Clad in a high-cut brown top with her brown hair flowing over her right shoulder, the young teen remained stony-faced as she again recalled how her brother died.

She admitted she had wanted her brother to go to sleep and "to not remember this" when she started choking him with one arm, but he fought back and screamed at his sister to stop. She then pushed him into a bedroom.

She testified that when Mr. Steinke came upstairs after stabbing her parents repeatedly in the basement, he told her to kill her brother. But after stabbing him once in the upper body, she couldn't do it.

"I thought he was going to kill me ... because I couldn't do it," she said of Mr. Steinke.

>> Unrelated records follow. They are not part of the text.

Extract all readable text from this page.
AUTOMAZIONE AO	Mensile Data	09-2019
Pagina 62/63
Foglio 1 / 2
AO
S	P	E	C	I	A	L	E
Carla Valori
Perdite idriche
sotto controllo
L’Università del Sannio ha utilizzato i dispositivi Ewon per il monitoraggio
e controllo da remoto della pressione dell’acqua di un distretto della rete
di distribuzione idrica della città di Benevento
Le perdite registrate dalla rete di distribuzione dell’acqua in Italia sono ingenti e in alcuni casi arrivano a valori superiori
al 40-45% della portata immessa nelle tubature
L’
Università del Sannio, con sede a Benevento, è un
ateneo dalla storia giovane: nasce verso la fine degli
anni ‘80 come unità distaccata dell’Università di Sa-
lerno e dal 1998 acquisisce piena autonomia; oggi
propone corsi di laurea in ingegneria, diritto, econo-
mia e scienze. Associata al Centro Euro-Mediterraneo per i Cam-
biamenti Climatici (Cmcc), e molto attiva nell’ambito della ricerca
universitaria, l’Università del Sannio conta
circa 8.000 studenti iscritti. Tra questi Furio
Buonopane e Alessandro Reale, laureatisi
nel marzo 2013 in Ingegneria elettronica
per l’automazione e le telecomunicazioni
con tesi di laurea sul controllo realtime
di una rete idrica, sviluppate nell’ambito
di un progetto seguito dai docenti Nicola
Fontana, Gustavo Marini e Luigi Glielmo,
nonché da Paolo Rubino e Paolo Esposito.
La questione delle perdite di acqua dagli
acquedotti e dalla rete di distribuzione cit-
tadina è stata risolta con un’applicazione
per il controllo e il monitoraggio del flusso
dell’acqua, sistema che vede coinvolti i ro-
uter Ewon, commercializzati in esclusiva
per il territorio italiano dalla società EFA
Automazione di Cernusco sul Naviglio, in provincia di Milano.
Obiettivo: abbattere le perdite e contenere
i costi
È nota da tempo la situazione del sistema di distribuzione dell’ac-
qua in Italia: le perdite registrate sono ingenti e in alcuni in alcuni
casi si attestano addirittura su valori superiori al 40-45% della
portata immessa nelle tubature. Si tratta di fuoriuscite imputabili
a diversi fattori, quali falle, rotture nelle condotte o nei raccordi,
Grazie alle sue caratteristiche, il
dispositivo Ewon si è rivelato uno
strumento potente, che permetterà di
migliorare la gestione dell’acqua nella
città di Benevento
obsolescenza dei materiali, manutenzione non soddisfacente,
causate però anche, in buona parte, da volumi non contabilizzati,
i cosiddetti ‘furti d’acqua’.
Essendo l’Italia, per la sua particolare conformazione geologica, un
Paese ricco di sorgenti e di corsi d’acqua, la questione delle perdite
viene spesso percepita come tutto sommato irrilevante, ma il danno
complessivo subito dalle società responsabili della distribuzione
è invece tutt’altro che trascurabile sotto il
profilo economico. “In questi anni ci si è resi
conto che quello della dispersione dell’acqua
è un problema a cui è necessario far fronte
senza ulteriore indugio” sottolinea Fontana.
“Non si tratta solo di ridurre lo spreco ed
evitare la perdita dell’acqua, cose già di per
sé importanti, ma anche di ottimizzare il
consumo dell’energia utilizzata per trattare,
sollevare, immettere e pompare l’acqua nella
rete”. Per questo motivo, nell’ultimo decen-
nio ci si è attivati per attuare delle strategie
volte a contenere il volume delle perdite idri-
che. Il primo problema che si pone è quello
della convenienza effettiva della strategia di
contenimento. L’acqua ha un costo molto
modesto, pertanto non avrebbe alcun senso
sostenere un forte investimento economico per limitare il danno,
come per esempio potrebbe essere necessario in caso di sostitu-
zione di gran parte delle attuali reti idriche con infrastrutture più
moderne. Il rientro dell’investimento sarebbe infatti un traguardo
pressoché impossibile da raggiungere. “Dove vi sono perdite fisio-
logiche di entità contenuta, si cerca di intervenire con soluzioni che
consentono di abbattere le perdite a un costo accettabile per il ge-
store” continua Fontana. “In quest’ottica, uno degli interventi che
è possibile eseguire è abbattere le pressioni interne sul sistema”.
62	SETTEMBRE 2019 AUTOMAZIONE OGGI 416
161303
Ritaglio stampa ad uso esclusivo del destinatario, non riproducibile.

She said he fled the house after her parents and brother appeared to be dead. Despite being alone in a home literally soaked with blood, she didn't bother to check if anyone was still alive or needed help.

"I wasn't thinking if they were dead for sure," she told court. "I was practically sleepwalking."

Ms. Cleary pointed out the girl had plenty of opportunities to ask for help. She stole her mother's purse, called for a cab, withdrew money from a nearby 7-11 bank machine with her mother's card and then headed to Mr. Steinke's trailer.

She didn't ask for help from the neighbours, the convenience store clerk or the cab driver, Ms. Cleary said.

On Tuesday, the accused testified that she and Mr. Steinke had "hypothetical" conversations about killing her parents and her brother. She said she would vent to Mr. Steinke because her parents didn't approve of their relationship.

But she reiterated Wednesday that she was just joking and didn't mean any of it.

The Crown's cross-examination took little more than 1 1/2 hours. The defence rested its case immediately afterwards.

The girl can't be identified under provisions of the Youth Criminal Justice Act because she was 12 at the time of the slayings.

Closing arguments are scheduled for Friday. Jurors will then be sent home for the weekend before hearing the judge's charge Monday. They will then be sequestered to deliberate over a verdict.